Last month, we wrote about an emerging trend in family law wherein shared child custody is the presumed starting point of custody negotiations. Research in recent years has confirmed the benefits of keeping both parents involved in their children’s lives after divorce, when possible. Fathers’ rights groups have also been pushing for changes to child custody laws and practices in an attempt to give fathers equal consideration.
Recently, a non-profit advocacy group called the National Parents Organization examined child custody laws in all 50 states and assigned a letter grade to each state. Both Missouri and Illinois received a C+, and no states earned an A.
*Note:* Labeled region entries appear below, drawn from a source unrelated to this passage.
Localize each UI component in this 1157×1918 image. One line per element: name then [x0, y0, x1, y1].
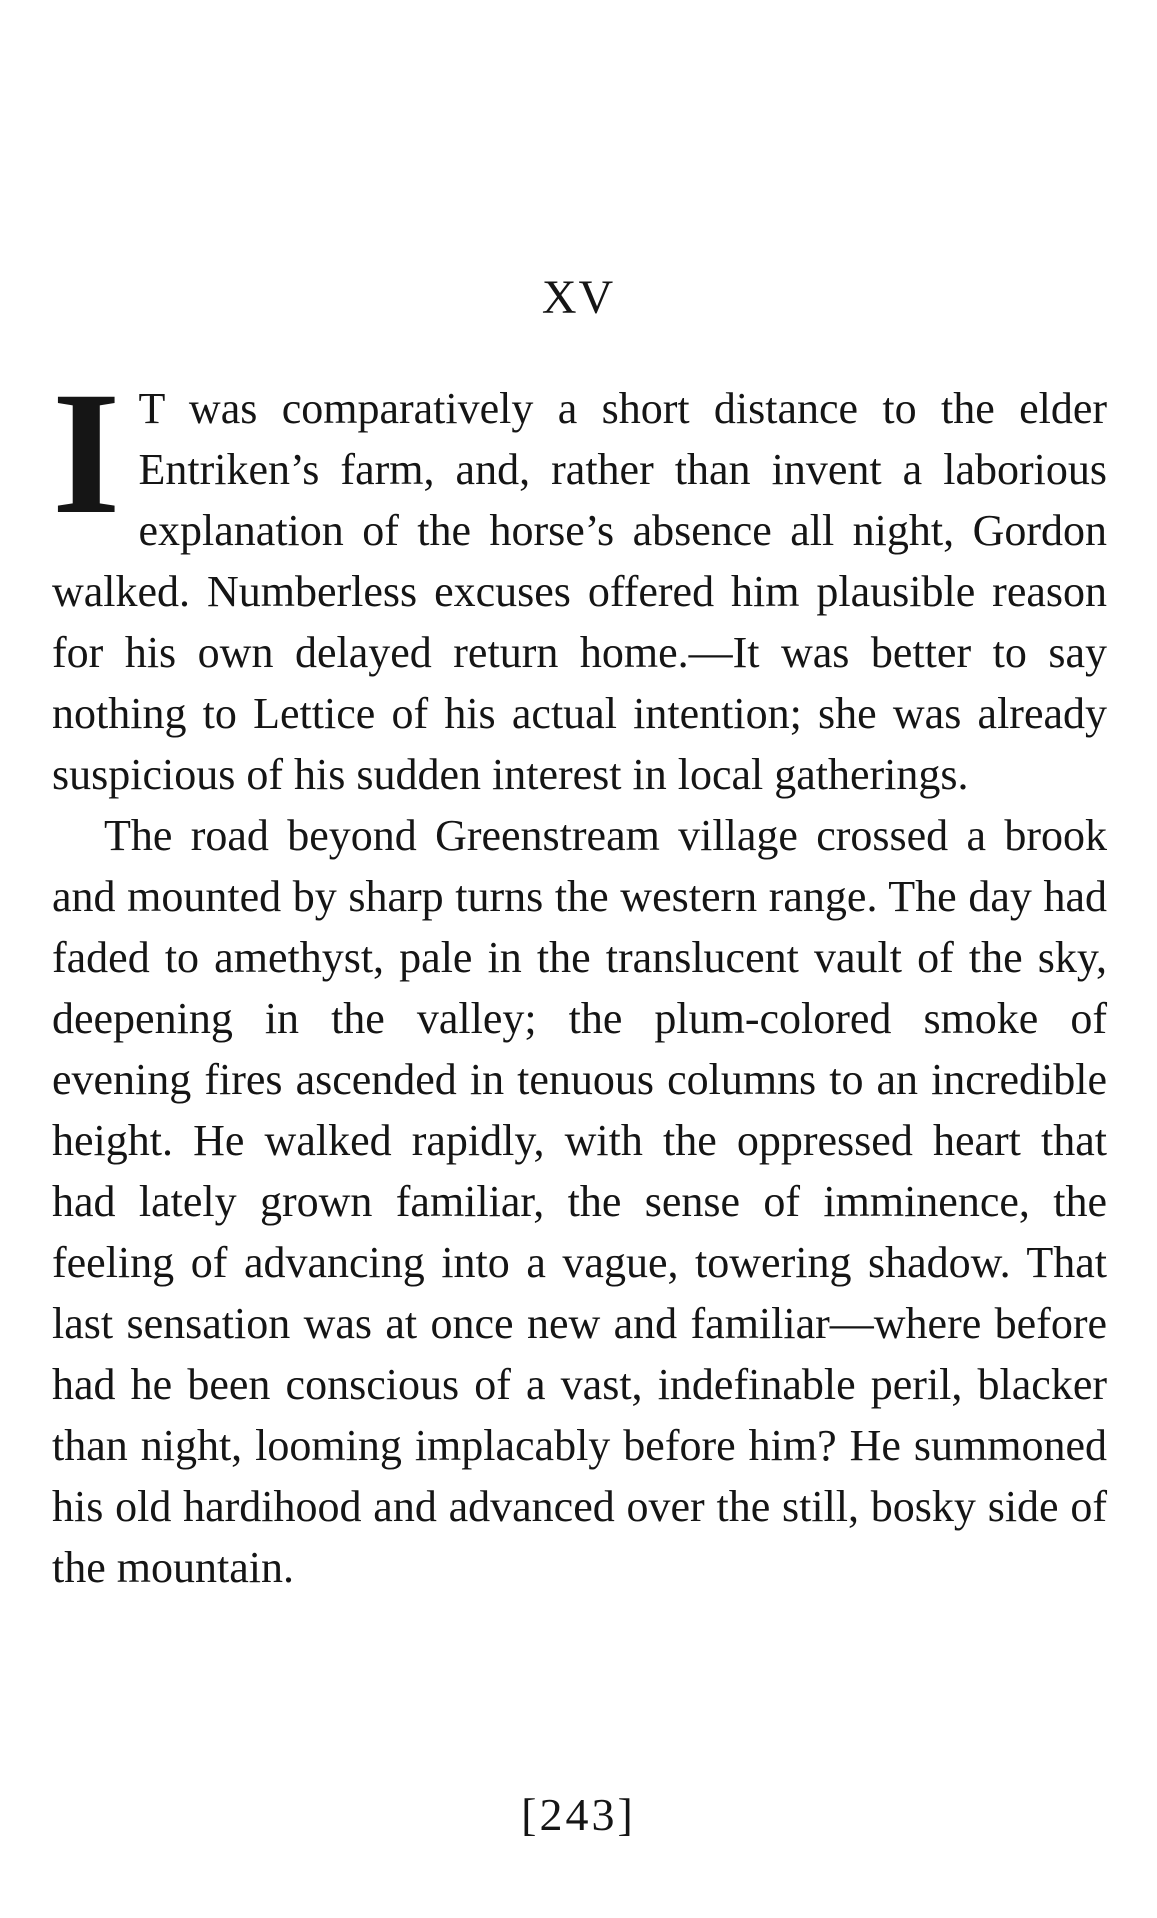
chapter-heading: XV	[541, 271, 616, 324]
paragraph-2-text: The road beyond Greenstream village crossed a brook and mounted by sharp turns the western range. The day had faded to amethyst, pale in the translucent vault of the sky, deepening in the valley; the plum-colored smoke of evening fires ascended in tenuous columns to an incredible height. He walked rapidly, with the oppressed heart that had lately grown familiar, the sense of imminence, the feeling of advancing into a vague, towering shadow. That last sensation was at once new and familiar—where before had he been conscious of a vast, indefinable peril, blacker than night, looming implacably before him? He summoned his old hardihood and advanced over the still, bosky side of the mountain.	[52, 811, 1107, 1592]
paragraph-1-text: T was comparatively a short distance to the elder Entriken’s farm, and, rather than invent a laborious explanation of the horse’s absence all night, Gordon walked. Numberless excuses offered him plausible reason for his own delayed return home.—It was better to say nothing to Lettice of his actual intention; she was already suspicious of his sudden interest in local gatherings.	[52, 384, 1107, 799]
drop-cap: I	[52, 356, 121, 551]
page-number: [243]	[521, 1789, 636, 1840]
paragraph-2	[52, 805, 1107, 1598]
chapter-body	[52, 356, 1107, 1598]
paragraph-1	[52, 356, 1107, 805]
What exactly were states graded on? According to the NPO’s website, the group is “focused on promoting shared parenting, where both parents have equal standing raising children after a separation or divorce.” States were graded on how well their custody laws promoted the outcome of shared child custody.
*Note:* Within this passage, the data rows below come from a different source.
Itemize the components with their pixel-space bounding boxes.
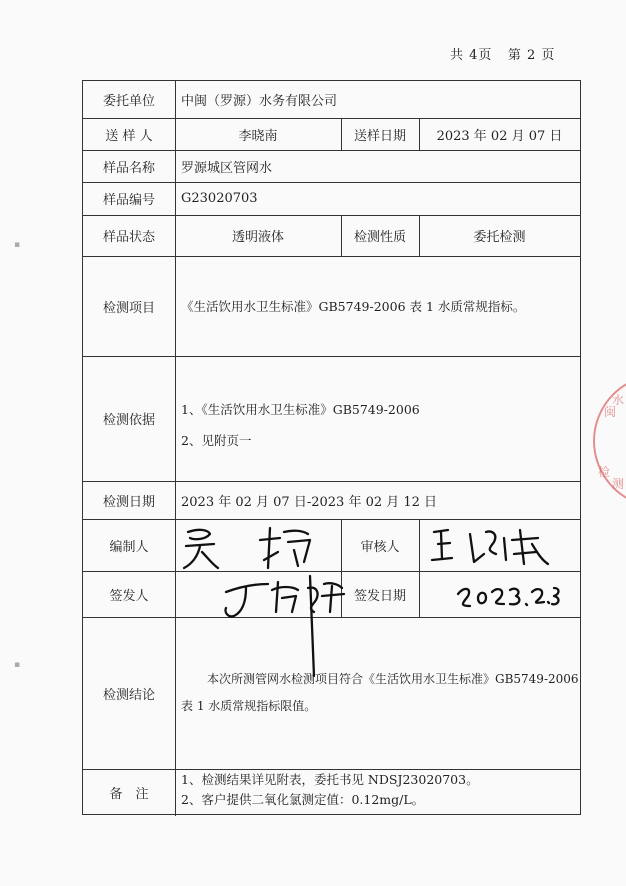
report-table xyxy=(82,80,581,815)
conclusion-label: 检测结论 xyxy=(102,687,155,703)
test-date-label: 检测日期 xyxy=(102,494,155,510)
send-date-value: 2023 年 02 月 07 日 xyxy=(436,128,563,144)
remarks-line-1: 1、检测结果详见附表，委托书见 NDSJ23020703。 xyxy=(181,772,479,787)
test-basis-line-1: 1、《生活饮用水卫生标准》GB5749-2006 xyxy=(181,402,420,417)
remarks-label: 备 注 xyxy=(109,787,149,802)
svg-text:水: 水 xyxy=(612,393,625,407)
test-date-value: 2023 年 02 月 07 日-2023 年 02 月 12 日 xyxy=(181,494,438,510)
svg-text:闽: 闽 xyxy=(604,405,617,419)
compiler-label: 编制人 xyxy=(109,539,149,555)
page-indicator xyxy=(450,44,555,63)
test-basis-label: 检测依据 xyxy=(102,413,155,428)
issuer-label: 签发人 xyxy=(109,588,149,604)
sample-state-label: 样品状态 xyxy=(102,230,155,245)
sample-name-value: 罗源城区管网水 xyxy=(181,160,273,176)
client-label: 委托单位 xyxy=(102,94,155,109)
sample-name-label: 样品名称 xyxy=(102,160,155,176)
conclusion-line-1: 本次所测管网水检测项目符合《生活饮用水卫生标准》GB5749-2006 xyxy=(207,672,579,686)
test-basis-line-2: 2、见附页一 xyxy=(181,433,252,448)
scan-artifact: ▪ xyxy=(14,660,21,670)
total-pages: 共 4页 xyxy=(450,48,493,63)
test-item-value: 《生活饮用水卫生标准》GB5749-2006 表 1 水质常规指标。 xyxy=(181,299,526,314)
sample-state-value: 透明液体 xyxy=(231,230,284,245)
scan-artifact: ▪ xyxy=(14,240,21,250)
conclusion-line-2: 表 1 水质常规指标限值。 xyxy=(181,699,317,713)
test-nature-label: 检测性质 xyxy=(353,230,406,245)
svg-text:检: 检 xyxy=(598,465,611,479)
test-nature-value: 委托检测 xyxy=(473,230,526,245)
client-value: 中闽（罗源）水务有限公司 xyxy=(181,94,338,109)
svg-text:测: 测 xyxy=(612,477,625,491)
sender-label: 送 样 人 xyxy=(105,128,153,144)
issue-date-label: 签发日期 xyxy=(353,588,406,604)
send-date-label: 送样日期 xyxy=(353,128,406,144)
test-item-label: 检测项目 xyxy=(102,300,155,316)
inspection-stamp xyxy=(590,376,626,506)
sender-value: 李晓南 xyxy=(238,128,278,144)
sample-no-value: G23020703 xyxy=(181,191,258,206)
current-page: 第 2 页 xyxy=(507,48,556,63)
sample-no-label: 样品编号 xyxy=(102,193,155,208)
remarks-line-2: 2、客户提供二氧化氯测定值：0.12mg/L。 xyxy=(181,792,425,807)
reviewer-label: 审核人 xyxy=(360,539,400,555)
More specifically, state laws were evaluated on four criteria:
- Whether shared parenting is expressly permitted
- Whether statutes included policies that encouraged shared parenting
- Whether a preference for shared parenting was expressed in the statutes
- Whether the statutes contain a presumption of shared parenting
No states earned an A, and only two states were deemed bad enough to earn an F. Missouri and Illinois were among 18 states getting a C.
According to the evaluation of Missouri laws, “Missouri has no presumption of, and no clear statutory preference for shared parenting (joint legal custody and shared physical custody) for temporary or final orders.” In laymen’s terms, this means that Missouri’s child custody laws are not worded in a way that expresses preference for shared custody or the presumption that custody will be awarded jointly. This isn’t to say that such outcomes are impossible. They simply fall short of the explicit wording the NPO would prefer.
The report also notes that “Missouri statutes do not explicitly provide for shared parenting during temporary orders.”